Roland Bulloz est né dans une ferme de Besançon disparue sous la pression de l’urbanisation. Installé en 1994 avec 70 truies en plein air sur une ferme de 18 hectares, à Fontain dans le Doubs, l’ancien professeur de zootechnie a beaucoup travaillé pour bâtir une entreprise viable et attractive qui a séduit ses deux fils. Après Louis 30 ans, associé de l’EARL depuis 2018, Elie 24 ans va rejoindre l’exploitation en avril prochain.
« Je me souviens du temps où je chargeais des camions de cochons à 1 € le kg alors qu’ils me coûtaient 1,50 € le kg à produire », se rappelle Roland Bulloz, qui a connu des années de vaches maigres. Il a pu les surmonter grâce au soutien sans faille de sa femme Isabelle : « Aujourd’hui, grâce à la transformation et à la vente directe, ma famille et moi, nous pouvons vivre dignement de notre métier en bénéficiant du regard positif de nos clients. Cette dynamique mise en route en 2001 avec la construction d’une porcherie sur paille et la création d’un magasin de vente collectif est triplement gagnante pour les conditions d’élevage de nos animaux, la qualité de nos produits et nos conditions de vie. »

Le laboratoire a triplé de surface
80 % des porcs aujourd’hui produits par l’EARL du Bout du bois, soit 780 porcs par an (15 par semaine), sont transformés dans le laboratoire de l’exploitation en de multiples spécialités adaptées à la saison : boudins noirs et choucroutes l’hiver, chipolas et grillades l’été. Le reste est vendu en gros. Comme il se doit en Franche-Comté, une partie est fumée. Agrandi il y a un an et demi grâce à l’aide du plan France relance, le laboratoire a triplé de surface (de 50 à 150 m²). L’investissement de 450 000 € a été aidé financièrement à hauteur de 190 000 €.
En 2021, l’acquisition d’une machine à soupe a permis d’introduire des coproduits issus de la biscuiterie du village (10 t par mois), ainsi que le petit-lait de la fruitière de Fontain (payé 7 € les 1 000 litres) dans l’alimentation des porcs charcutiers. Les petits brasseurs, sommés depuis le 1er janvier 2024 de valoriser leurs déchets organiques, donnent gracieusement leurs drêches.

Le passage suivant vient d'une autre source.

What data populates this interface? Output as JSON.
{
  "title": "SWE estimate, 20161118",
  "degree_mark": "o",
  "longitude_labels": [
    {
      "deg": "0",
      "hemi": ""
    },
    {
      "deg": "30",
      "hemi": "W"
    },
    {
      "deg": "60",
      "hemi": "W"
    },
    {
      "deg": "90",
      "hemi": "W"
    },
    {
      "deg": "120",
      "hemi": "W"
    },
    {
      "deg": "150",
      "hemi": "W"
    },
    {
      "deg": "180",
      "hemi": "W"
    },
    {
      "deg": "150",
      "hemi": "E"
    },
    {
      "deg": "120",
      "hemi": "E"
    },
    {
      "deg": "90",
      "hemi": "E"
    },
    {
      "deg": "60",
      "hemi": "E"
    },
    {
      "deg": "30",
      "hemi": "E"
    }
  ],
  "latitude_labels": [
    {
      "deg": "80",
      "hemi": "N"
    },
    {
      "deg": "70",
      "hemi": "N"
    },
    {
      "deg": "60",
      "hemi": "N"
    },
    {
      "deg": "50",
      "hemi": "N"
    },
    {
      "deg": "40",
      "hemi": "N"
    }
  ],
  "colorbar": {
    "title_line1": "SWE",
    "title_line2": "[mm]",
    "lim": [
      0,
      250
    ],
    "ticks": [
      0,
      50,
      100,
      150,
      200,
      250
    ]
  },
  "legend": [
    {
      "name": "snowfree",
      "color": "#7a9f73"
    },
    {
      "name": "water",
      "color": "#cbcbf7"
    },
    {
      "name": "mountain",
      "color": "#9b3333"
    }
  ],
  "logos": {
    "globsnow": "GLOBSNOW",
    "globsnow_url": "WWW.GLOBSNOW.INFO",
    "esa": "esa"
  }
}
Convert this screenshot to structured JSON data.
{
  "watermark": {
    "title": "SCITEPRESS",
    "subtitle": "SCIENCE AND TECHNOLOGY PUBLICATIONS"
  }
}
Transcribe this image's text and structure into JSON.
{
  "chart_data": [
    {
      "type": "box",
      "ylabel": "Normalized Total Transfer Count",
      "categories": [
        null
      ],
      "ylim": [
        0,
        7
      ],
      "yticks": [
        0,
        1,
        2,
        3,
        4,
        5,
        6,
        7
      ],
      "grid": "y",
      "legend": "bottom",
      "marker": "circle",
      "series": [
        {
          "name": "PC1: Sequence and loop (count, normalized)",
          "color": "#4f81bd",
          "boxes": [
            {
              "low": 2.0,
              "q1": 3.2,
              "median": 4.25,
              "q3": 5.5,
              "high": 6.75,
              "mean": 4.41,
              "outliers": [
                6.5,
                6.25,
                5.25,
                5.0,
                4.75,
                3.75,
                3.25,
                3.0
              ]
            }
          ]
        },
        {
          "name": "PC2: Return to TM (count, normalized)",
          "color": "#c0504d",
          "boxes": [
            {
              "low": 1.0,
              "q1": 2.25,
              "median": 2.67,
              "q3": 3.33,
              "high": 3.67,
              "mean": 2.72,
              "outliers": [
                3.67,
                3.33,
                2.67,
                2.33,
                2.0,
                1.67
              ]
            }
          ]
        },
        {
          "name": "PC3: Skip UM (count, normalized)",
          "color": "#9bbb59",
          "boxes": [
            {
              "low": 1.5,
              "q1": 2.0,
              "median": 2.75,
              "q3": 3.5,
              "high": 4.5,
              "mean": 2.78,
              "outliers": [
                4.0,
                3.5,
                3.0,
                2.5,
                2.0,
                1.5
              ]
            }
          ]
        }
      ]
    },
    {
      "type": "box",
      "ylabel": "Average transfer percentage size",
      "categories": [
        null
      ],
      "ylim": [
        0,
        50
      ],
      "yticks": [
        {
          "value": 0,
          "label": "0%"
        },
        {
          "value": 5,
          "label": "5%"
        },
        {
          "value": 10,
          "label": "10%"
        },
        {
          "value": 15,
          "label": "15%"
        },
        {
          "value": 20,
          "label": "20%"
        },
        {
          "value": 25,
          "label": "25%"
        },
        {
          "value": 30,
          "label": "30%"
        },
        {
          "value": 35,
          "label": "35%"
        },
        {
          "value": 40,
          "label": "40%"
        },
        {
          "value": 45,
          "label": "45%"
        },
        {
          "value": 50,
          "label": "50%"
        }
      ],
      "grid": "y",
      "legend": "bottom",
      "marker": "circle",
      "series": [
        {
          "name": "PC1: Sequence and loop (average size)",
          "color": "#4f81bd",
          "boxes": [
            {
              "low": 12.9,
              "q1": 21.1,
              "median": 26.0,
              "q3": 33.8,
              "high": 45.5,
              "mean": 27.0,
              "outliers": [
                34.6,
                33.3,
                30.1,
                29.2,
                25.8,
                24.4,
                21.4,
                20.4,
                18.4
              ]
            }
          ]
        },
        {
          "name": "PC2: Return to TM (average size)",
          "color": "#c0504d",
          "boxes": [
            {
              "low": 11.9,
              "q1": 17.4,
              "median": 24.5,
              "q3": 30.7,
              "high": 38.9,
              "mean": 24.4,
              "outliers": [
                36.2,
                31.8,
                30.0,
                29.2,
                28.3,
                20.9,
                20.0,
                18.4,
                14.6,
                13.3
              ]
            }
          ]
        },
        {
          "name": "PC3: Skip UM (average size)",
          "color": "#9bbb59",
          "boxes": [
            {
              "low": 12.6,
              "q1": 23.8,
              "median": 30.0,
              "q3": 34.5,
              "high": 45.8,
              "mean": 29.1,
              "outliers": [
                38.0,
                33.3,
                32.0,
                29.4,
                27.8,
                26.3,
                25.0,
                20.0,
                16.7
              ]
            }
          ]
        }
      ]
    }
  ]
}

Complété par un aliment du commerce composé d’orge, de tourteaux et de lin et labellisé Bleu Blanc Cœur, cette ration permet de réduire d’un tiers le coût alimentaire (de 250-280 € la tonne de MS au lieu de 380-400 €/t MS) tout en étant productif. « Le fait de travailler avec le petit-lait nous ouvre la voie à l’agrément IGP Morteau et Montbéliard, précisent les éleveurs. Cela nous permettra de trouver des débouchés supplémentaires pour valoriser à terme 100 % de nos cochons. Nous prospectons en particulier les cantines des collectivités et des établissements scolaires. »

Économie circulaire
Ne pas pouvoir produire eux-mêmes tout leur aliment est une frustration pour les agriculteurs. Cette perspective est difficile à concrétiser compte tenu de la pression foncière dans cette zone lait AOP Comté. Mais les éleveurs voient dans la valorisation des co-produits locaux et des déchets des industries agro-alimentaires aussi du sens éthique.
« Notre système fonctionne car nous sommes bien placés, à 10 km de Besançon, pointe Roland Bulloz. Les gens viennent à la fruitière du village, à la biscuiterie, puis chez nous. Dans notre développement, nous avons veillé à garder des prix abordables, moins chers qu’en grande distribution pour bien des produits, à la propreté du magasin et du site, ainsi qu’à la qualité de l’accueil. Les clients veulent être rassurés et avoir des informations sur la façon dont nous travaillons. Il faut être capable de parler de ses produits sans en rajouter. » Le magasin, installé dans une ancienne grange, est ouvert quatre jours par semaine toute la journée. Il va être agrandi avec l’introduction d’un espace en libre-service et de belles vitrines. Il reçoit jusqu’à 100 personnes par jour. L’idéal à terme serait de calquer ses horaires sur celui de la fruitière.